First of all, we can cite article 1307 of the Commercial Code (Decree Law No. 14379 of
February 25, 1977), which stipulates:
"(Banking secrecy). Banking and credit institutions will keep due secrecy about the
operations they carry out and the information received from their clients. Banking and
credit entities and their officials who violate this provision will be jointly and severally
liable for the damages caused thereby, unless they must reveal such secrets by order of
the judge within a trial with the corresponding precautions and by well-founded request
of the control administrative authority. . The information exchanged between banks and
credit institutions among themselves also enjoys banking secrecy.”(…)
Likewise, the law on banks and financial entities (law 1488 of April 14, 1993), establishes in its
Title Sixth Chapter I, the institute of the “Banking Secret”:
Art. 86.- “Banking operations in general will be subject to banking secrecy. No
background information relating to said operations may be provided except to the
owner, or to the person who legally represents him or her.
Art. 88º.- “The directors, trustees, managers and alternates of: 1. are obliged to keep
secret the affairs and operations of the financial system and its clients, which come to
their knowledge in the exercise of their functions. Financial intermediation entities. 2.
Central Bank of Bolivia. 3. External audit companies 4. Risk assessment companies. 5.
Related companies of financial entities.
Art. 89º.- The Superintendent and employees of the Superintendency, even after
ceasing their duties, are prohibited from disclosing information related to documents,
reports or operations of financial institutions or persons related to the financial system.
The official or employee who violates this prohibition will be removed from his position,
without prejudice to the corresponding civil or criminal responsibilities.
Art. 90º.- The Superintendency will provide the following information: 1. The list of
current accounts closed by writing checks without provision of funds. 2. The relationship
of debtors in execution of the financial system. 3. Non-personalized statistical
information about financial entities.

EXCEPTIONS TO THE LEGAL OBLIGATION OF CONFIDENTIALITY.-


A position that is gaining strength over time and internationally is to eliminate banking secrecy,
this to avoid the permanence of tax havens, and the ease of providing information on the
accounts of suspicious people and companies to avoid enrichment. illicit and capital flight to
tax havens.
The law on banks and financial entities (Law 1488 of April 14, 1993), establishes in its articles:
Article 87.- “Banking secrecy will only be lifted. 1. Through a reasoned court order,
issued by a competent judge within a formal process and expressly, through the
Superintendency. 2. To issue the reports ordered by the judges to the Superintendency
in judicial proceedings and in compliance with the functions assigned to it by the Law. 3.
To issue the reports requested by the tax administration on a specific person
responsible, who is in the process of a tax verification and provided that it has been
formally and previously requested. These reports will be processed through the
Superintendency. 4. Within the information that banking and financial entities exchange
with each other, according to reciprocity and banking practices. 5. To issue general
reports that are required by the Central Bank of Bolivia.”
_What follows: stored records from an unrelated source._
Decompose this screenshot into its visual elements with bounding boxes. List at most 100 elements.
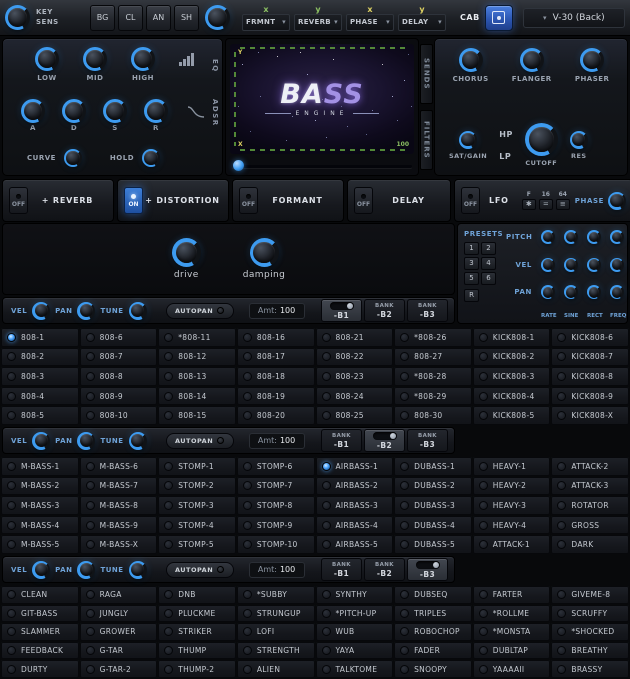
lp-label[interactable]: LP	[499, 152, 513, 161]
bank-button-b2[interactable]: BANK -B2	[364, 558, 405, 581]
sample-cell[interactable]: WUB	[315, 623, 394, 641]
sample-cell[interactable]: AIRBASS-4	[315, 515, 394, 535]
sample-cell[interactable]: 808-9	[79, 386, 158, 406]
sample-cell[interactable]: AIRBASS-3	[315, 496, 394, 515]
xy-x-slider[interactable]	[230, 160, 414, 172]
flanger-knob[interactable]	[519, 48, 544, 72]
distortion-slot-label[interactable]: + DISTORTION	[143, 196, 222, 205]
sample-cell[interactable]: KICK808-X	[551, 406, 629, 425]
pan-knob[interactable]	[77, 560, 96, 579]
sample-cell[interactable]: ALIEN	[236, 660, 315, 678]
sample-cell[interactable]: 808-15	[158, 406, 236, 425]
mode-button-cl[interactable]: CL	[118, 4, 143, 31]
delay-slot-label[interactable]: DELAY	[373, 196, 444, 205]
sample-cell[interactable]: AIRBASS-5	[315, 535, 394, 554]
bank-button-b1[interactable]: -B1	[321, 299, 362, 322]
sample-cell[interactable]: ATTACK-2	[551, 457, 629, 476]
sample-cell[interactable]: *808-29	[394, 386, 472, 406]
sample-cell[interactable]: G-TAR-2	[79, 660, 158, 678]
sample-cell[interactable]: DUBASS-5	[394, 535, 472, 554]
distortion-toggle[interactable]: ON	[124, 187, 143, 214]
key-sens-knob[interactable]	[5, 5, 30, 30]
sample-cell[interactable]: JUNGLY	[79, 604, 158, 623]
release-knob[interactable]	[144, 99, 168, 123]
pan-knob[interactable]	[77, 431, 96, 450]
sample-cell[interactable]: DUBLTAP	[472, 641, 551, 660]
autopan-button[interactable]: AUTOPAN	[165, 432, 234, 449]
sample-cell[interactable]: *SHOCKED	[551, 623, 629, 641]
sample-cell[interactable]: DUBASS-4	[394, 515, 472, 535]
reverb-toggle[interactable]: OFF	[9, 187, 28, 214]
sample-cell[interactable]: *808-28	[394, 367, 472, 386]
sample-cell[interactable]: M-BASS-5	[1, 535, 79, 554]
hold-knob[interactable]	[142, 149, 161, 167]
sample-cell[interactable]: 808-1	[1, 328, 79, 347]
vel-knob[interactable]	[32, 431, 51, 450]
sample-cell[interactable]: HEAVY-3	[472, 496, 551, 515]
sample-cell[interactable]: 808-23	[315, 367, 394, 386]
bank-button-b2[interactable]: -B2	[364, 429, 405, 452]
preset-slot-1[interactable]: 1	[464, 242, 479, 255]
sample-cell[interactable]: STOMP-3	[158, 496, 236, 515]
sample-cell[interactable]: M-BASS-6	[79, 457, 158, 476]
divider-64-button[interactable]: ≡	[555, 199, 570, 210]
sample-cell[interactable]: *MONSTA	[472, 623, 551, 641]
pitch-freq-knob[interactable]	[610, 230, 624, 244]
sample-cell[interactable]: 808-21	[315, 328, 394, 347]
sample-cell[interactable]: 808-13	[158, 367, 236, 386]
sample-cell[interactable]: GROWER	[79, 623, 158, 641]
sample-cell[interactable]: TRIPLES	[394, 604, 472, 623]
sample-cell[interactable]: YAYA	[315, 641, 394, 660]
sample-cell[interactable]: YAAAAII	[472, 660, 551, 678]
cutoff-knob[interactable]	[524, 123, 558, 156]
sample-cell[interactable]: 808-22	[315, 347, 394, 367]
hp-label[interactable]: HP	[499, 130, 513, 139]
sample-cell[interactable]: 808-3	[1, 367, 79, 386]
sample-cell[interactable]: CLEAN	[1, 586, 79, 604]
amount-field[interactable]: Amt: 100	[248, 561, 305, 578]
sample-cell[interactable]: 808-2	[1, 347, 79, 367]
autopan-button[interactable]: AUTOPAN	[165, 302, 234, 319]
sample-cell[interactable]: 808-12	[158, 347, 236, 367]
sample-cell[interactable]: ATTACK-3	[551, 476, 629, 496]
sample-cell[interactable]: M-BASS-2	[1, 476, 79, 496]
tune-knob[interactable]	[128, 431, 147, 450]
sample-cell[interactable]: FARTER	[472, 586, 551, 604]
sample-cell[interactable]: 808-16	[236, 328, 315, 347]
vel-rate-knob[interactable]	[541, 257, 555, 272]
sample-cell[interactable]: KICK808-4	[472, 386, 551, 406]
sample-cell[interactable]: 808-24	[315, 386, 394, 406]
sample-cell[interactable]: 808-6	[79, 328, 158, 347]
preset-slot-6[interactable]: 6	[481, 272, 496, 285]
sample-cell[interactable]: STOMP-5	[158, 535, 236, 554]
pitch-sine-knob[interactable]	[564, 230, 578, 244]
formant-toggle[interactable]: OFF	[239, 187, 258, 214]
sample-cell[interactable]: *SUBBY	[236, 586, 315, 604]
mode-button-an[interactable]: AN	[146, 4, 171, 31]
sample-cell[interactable]: *808-26	[394, 328, 472, 347]
sample-cell[interactable]: M-BASS-7	[79, 476, 158, 496]
mid-knob[interactable]	[83, 47, 107, 71]
satgain-knob[interactable]	[459, 130, 478, 149]
sample-cell[interactable]: FADER	[394, 641, 472, 660]
sample-cell[interactable]: KICK808-8	[551, 367, 629, 386]
sample-cell[interactable]: 808-7	[79, 347, 158, 367]
divider-16-button[interactable]: =	[538, 199, 553, 210]
sample-cell[interactable]: KICK808-2	[472, 347, 551, 367]
vel-rect-knob[interactable]	[587, 257, 601, 272]
mode-button-sh[interactable]: SH	[174, 4, 199, 31]
sample-cell[interactable]: STRIKER	[158, 623, 236, 641]
sample-cell[interactable]: STOMP-4	[158, 515, 236, 535]
bank-button-b3[interactable]: BANK -B3	[407, 299, 448, 322]
vel-knob[interactable]	[32, 301, 51, 320]
sample-cell[interactable]: KICK808-5	[472, 406, 551, 425]
cab-button[interactable]	[484, 4, 513, 31]
vel-sine-knob[interactable]	[564, 257, 578, 272]
sample-cell[interactable]: M-BASS-X	[79, 535, 158, 554]
reverb-dropdown[interactable]: REVERB	[294, 13, 342, 31]
sample-cell[interactable]: *808-11	[158, 328, 236, 347]
tune-knob[interactable]	[128, 560, 147, 579]
sample-cell[interactable]: SCRUFFY	[551, 604, 629, 623]
sample-cell[interactable]: *ROLLME	[472, 604, 551, 623]
attack-knob[interactable]	[21, 99, 45, 123]
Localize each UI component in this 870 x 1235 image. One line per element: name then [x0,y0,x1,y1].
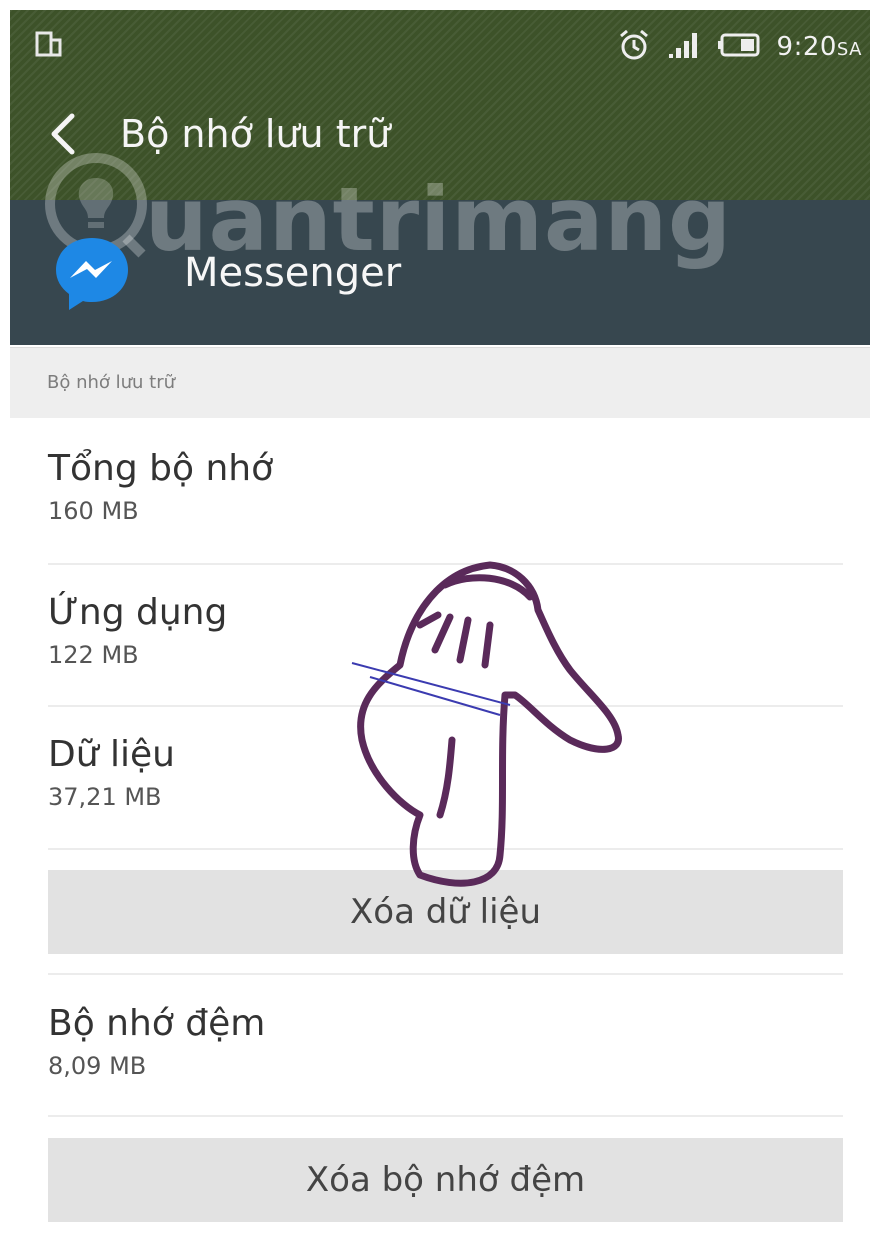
app-size-value: 122 MB [48,641,139,669]
clear-cache-button[interactable]: Xóa bộ nhớ đệm [48,1138,843,1222]
status-time-suffix: SA [836,39,862,60]
data-size-value: 37,21 MB [48,783,162,811]
clear-data-button[interactable]: Xóa dữ liệu [48,870,843,954]
screen-cast-icon [35,30,63,64]
status-bar: 9:20SA [10,10,870,80]
page-title: Bộ nhớ lưu trữ [120,112,391,156]
app-size-label: Ứng dụng [48,592,228,633]
cache-size-label: Bộ nhớ đệm [48,1003,266,1044]
divider [48,1115,843,1117]
status-time: 9:20SA [777,32,862,62]
signal-icon [667,30,701,64]
messenger-icon [50,232,134,316]
data-size-row: Dữ liệu 37,21 MB [48,733,843,811]
battery-icon [717,32,761,62]
app-size-row: Ứng dụng 122 MB [48,591,843,669]
app-header-background [10,200,870,345]
status-time-value: 9:20 [776,32,837,62]
total-storage-label: Tổng bộ nhớ [48,448,274,489]
section-header-label: Bộ nhớ lưu trữ [47,372,176,393]
cache-size-value: 8,09 MB [48,1052,147,1080]
section-header: Bộ nhớ lưu trữ [10,347,870,418]
data-size-label: Dữ liệu [48,734,175,775]
total-storage-value: 160 MB [48,497,139,525]
back-button[interactable] [40,110,88,158]
divider [48,973,843,975]
status-icons: 9:20SA [617,28,862,66]
divider [48,848,843,850]
cache-size-row: Bộ nhớ đệm 8,09 MB [48,1002,843,1080]
alarm-clock-icon [617,28,651,66]
chevron-left-icon [40,113,88,162]
divider [48,705,843,707]
app-storage-screen: 9:20SA Bộ nhớ lưu trữ uantrimang Messeng… [0,0,870,1235]
total-storage-row: Tổng bộ nhớ 160 MB [48,447,843,525]
app-name: Messenger [184,250,402,296]
divider [48,563,843,565]
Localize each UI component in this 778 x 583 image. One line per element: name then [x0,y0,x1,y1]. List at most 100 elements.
CURRENT SITUATION OF THE BANKING SECRET IN BOLIVIA.-


Now, according to articles 472 and 473 of the current Financial Services Law, banking
secrecy no longer exists, but rather the confidentiality of information . According to
article 472: “Financial operations carried out by natural or legal persons, Bolivian or foreign,
with financial entities will enjoy the right of reserve and confidentiality.
Any information referring to these operations will be provided to the owner, to whom he
authorizes or to whoever legally represents him, in addition to the cases indicated in Article
473 of this Law."
In turn, Article 473 indicates that this reserve and confidentiality does not apply when it is
required by: judicial authorities; public authorities that investigate crimes, corruption, origin of
fortunes and illicit profits; tax authorities; the ASFI and the financial investigations unit.